Handling Non-US-ASCII characters

If you want to use characters in your sketch that do not belong to the standard US-ASCII character set, then you must take care about the encoding of these characters.

Without the steps described below, you will notice that Visual Micro will translate all foreign characters into the same three byte sequence 0xef 0xbf 0xbd.

Examples for such characters are German umlauts like Ä, Ö, Ü, or cyrillic letters like Б.

Some Basics About Character Encoding

The binary representation for characters used in the (US-) English language are standardized in the ASCII Standard. For all other characters and symbols, there are several standards, one of the most common are Unicode, Windows CP1252 and UTF-8.

The gcc compiler that is used with Arduino supports UTF-8 encoding only.
UTF-8 and US-ASCII are identical for the lower 127 codes, so you don't have to worry about character encoding if you stay with these codes and characters like 'a' to 'z', numbers etc.

For detailed information about character encoding, see the "See also" section at the end of this page.

Specifying a character encoding

If you want to use Non-ASCII characters in your source files, then you must first tell your IDE to be save source files in UTF-8 encoding. You can do this by choosing "File > Save As" for every source file and click on the down arrow of the "Save" button, then choose "Save With Encoding..." (You can simply overwrite existing files).

File Save With Encoding

After choosing this menu item, you will see the Encoding Selection Window:

Encoding Selection Window

Choose "Unicode (UTF-8 with signature) - Codepage 65001" in the "Encoding" combo box, like shown above.
Leave the "Line endings" box unchanged.

After saving your source file(s) with this method you will be able to use foreign characters in your sketch.

Caveats with UTF-8

Language compatibility

Using UTF-8 encoded strings in your sketch is not as simple as it seems. US-ASCII characters fit within one byte, but characters above the first 127 codes in UTF-8 need two or even up to four bytes.

The following function call shall return a string's length. It returns 2 (the length in bytes) but not 1 (the length in characters):

int stringLength = strlen( "Ä" );

because the character "Ä" requires 2 bytes in UTF-8.

Also, the following code will not work as expected:

char mystring[] = "Привет мир!"
if( mystring[0] == 'Ж' ) ...

mystring[0] represents one byte, but the cyrillic characters require two bytes in UTF-8. The '==' operation only compares one byte (one char) and, therefore, it will return true, although 'П' and 'Ж' are different characters, because they have the same code in common for their first byte.

To handle UTF-8 encoded strings correctly, you will have to use special libraries or write your own. If you only use strings to pass them over to a peripheral device or to send them back via Serial.xxx functions, then you can use regular string operations.

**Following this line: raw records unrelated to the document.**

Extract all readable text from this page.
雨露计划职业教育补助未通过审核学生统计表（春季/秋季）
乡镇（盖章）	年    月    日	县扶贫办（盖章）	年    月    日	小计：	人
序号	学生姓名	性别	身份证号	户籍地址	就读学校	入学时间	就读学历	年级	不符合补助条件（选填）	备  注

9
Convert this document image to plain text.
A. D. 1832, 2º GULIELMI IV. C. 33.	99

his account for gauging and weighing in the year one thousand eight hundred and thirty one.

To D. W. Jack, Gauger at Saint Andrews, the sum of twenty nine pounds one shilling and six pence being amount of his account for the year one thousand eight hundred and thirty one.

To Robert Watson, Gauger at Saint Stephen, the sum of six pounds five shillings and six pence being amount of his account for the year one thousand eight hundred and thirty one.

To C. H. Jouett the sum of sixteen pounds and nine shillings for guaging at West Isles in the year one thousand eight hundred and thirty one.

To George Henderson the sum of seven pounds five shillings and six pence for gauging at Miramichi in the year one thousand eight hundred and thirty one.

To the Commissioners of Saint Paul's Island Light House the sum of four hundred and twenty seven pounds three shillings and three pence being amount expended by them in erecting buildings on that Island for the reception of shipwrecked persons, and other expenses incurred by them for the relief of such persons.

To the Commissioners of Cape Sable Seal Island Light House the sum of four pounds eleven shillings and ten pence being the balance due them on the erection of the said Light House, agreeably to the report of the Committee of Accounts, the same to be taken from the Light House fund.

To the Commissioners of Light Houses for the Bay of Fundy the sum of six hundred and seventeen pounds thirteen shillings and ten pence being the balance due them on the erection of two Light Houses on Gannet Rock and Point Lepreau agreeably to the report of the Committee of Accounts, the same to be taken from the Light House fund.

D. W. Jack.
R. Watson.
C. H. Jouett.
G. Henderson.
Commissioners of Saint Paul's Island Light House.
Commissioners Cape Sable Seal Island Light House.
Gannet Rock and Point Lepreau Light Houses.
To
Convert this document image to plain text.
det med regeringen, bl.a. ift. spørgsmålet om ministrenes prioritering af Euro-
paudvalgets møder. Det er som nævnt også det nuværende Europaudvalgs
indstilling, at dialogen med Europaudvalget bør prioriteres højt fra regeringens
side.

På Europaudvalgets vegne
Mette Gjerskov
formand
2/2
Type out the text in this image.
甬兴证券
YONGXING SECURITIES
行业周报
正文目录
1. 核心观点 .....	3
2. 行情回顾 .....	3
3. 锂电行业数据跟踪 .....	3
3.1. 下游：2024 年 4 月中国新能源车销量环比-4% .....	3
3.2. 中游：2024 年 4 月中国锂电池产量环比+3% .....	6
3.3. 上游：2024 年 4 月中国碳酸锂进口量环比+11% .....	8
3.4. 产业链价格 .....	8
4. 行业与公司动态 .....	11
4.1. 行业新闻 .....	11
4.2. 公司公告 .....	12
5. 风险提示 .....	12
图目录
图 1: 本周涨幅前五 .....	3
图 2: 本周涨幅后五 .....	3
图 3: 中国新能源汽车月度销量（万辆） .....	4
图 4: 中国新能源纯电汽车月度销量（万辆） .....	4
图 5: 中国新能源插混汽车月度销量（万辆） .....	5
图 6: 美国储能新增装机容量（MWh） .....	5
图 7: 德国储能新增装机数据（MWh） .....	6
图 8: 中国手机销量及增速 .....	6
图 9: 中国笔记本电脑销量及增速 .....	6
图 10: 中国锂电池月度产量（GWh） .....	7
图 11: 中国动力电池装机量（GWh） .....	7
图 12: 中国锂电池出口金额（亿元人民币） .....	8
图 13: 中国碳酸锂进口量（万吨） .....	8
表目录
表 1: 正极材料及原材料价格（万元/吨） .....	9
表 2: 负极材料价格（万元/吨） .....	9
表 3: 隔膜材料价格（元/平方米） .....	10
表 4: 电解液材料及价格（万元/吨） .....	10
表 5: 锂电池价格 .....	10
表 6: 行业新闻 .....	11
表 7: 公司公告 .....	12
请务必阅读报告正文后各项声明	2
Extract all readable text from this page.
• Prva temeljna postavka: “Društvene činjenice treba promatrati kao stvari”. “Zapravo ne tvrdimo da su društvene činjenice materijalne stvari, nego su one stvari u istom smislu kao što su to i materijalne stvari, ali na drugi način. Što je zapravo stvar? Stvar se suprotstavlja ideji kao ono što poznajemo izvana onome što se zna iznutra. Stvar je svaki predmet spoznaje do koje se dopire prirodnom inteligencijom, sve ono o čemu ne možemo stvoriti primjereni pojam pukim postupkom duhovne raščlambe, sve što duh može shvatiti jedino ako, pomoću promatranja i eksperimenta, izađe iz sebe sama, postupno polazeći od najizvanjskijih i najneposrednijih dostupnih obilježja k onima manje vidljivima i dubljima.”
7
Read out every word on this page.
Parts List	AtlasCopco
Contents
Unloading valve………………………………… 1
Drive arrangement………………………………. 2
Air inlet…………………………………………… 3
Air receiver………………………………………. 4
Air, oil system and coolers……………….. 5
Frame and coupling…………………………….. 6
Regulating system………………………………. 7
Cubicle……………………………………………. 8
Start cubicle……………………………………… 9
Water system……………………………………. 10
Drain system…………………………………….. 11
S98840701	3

Does your peripheral talk UTF-8?

If you send UTF-8 encoded strings to peripherals, e.g. an LCD display, then you must first check whether it understands UTF-8.
Many peripheral devices like 2- or 4-row alphanumeric LCD displays often have their very own character set which only matches ASCII and UTF-8 for the lower, common 127 codes. In such cases, it is not enough to use UTF-8 strings, you have to write your very own code, that compares UTF-8 to the peripheral device's encoding.

Single byte alternatives

Although the gcc compiler used by Arduino only understands UTF-8, you can trick it by using hex codes for your special characters. In that way, you can use any one-byte character encoding you like, like Windows codepage 1252.

Example: The German character 'ö' has character code 0xf6 in Windows-1252.

Therefore, you can write the German string "Hallöchen" as:

char greeting[] = "Hall" "\xf6" "chen";

Note:

The hex character "\xf6" and the rest of the string are written in separate string literals (in "" pairs), otherwise the compiler would see "\xf6c" which would result in an error. "string1" "string2" in C++ is equivalent to "string1string2".

This is not practical for languages like Russian, where the entire alphabet consists of "special characters", but it could be a more convenient way for languages like French or German, where most of the letters are encodable in plain ASCII.

The main benefit of one-byte encoding is that you can use all common string and character handling methods and functions and you will not run into effects like those shown above.

However, also with one-byte encoding, you are responsible for proper character handling with your peripheral devices like keyboards and displays.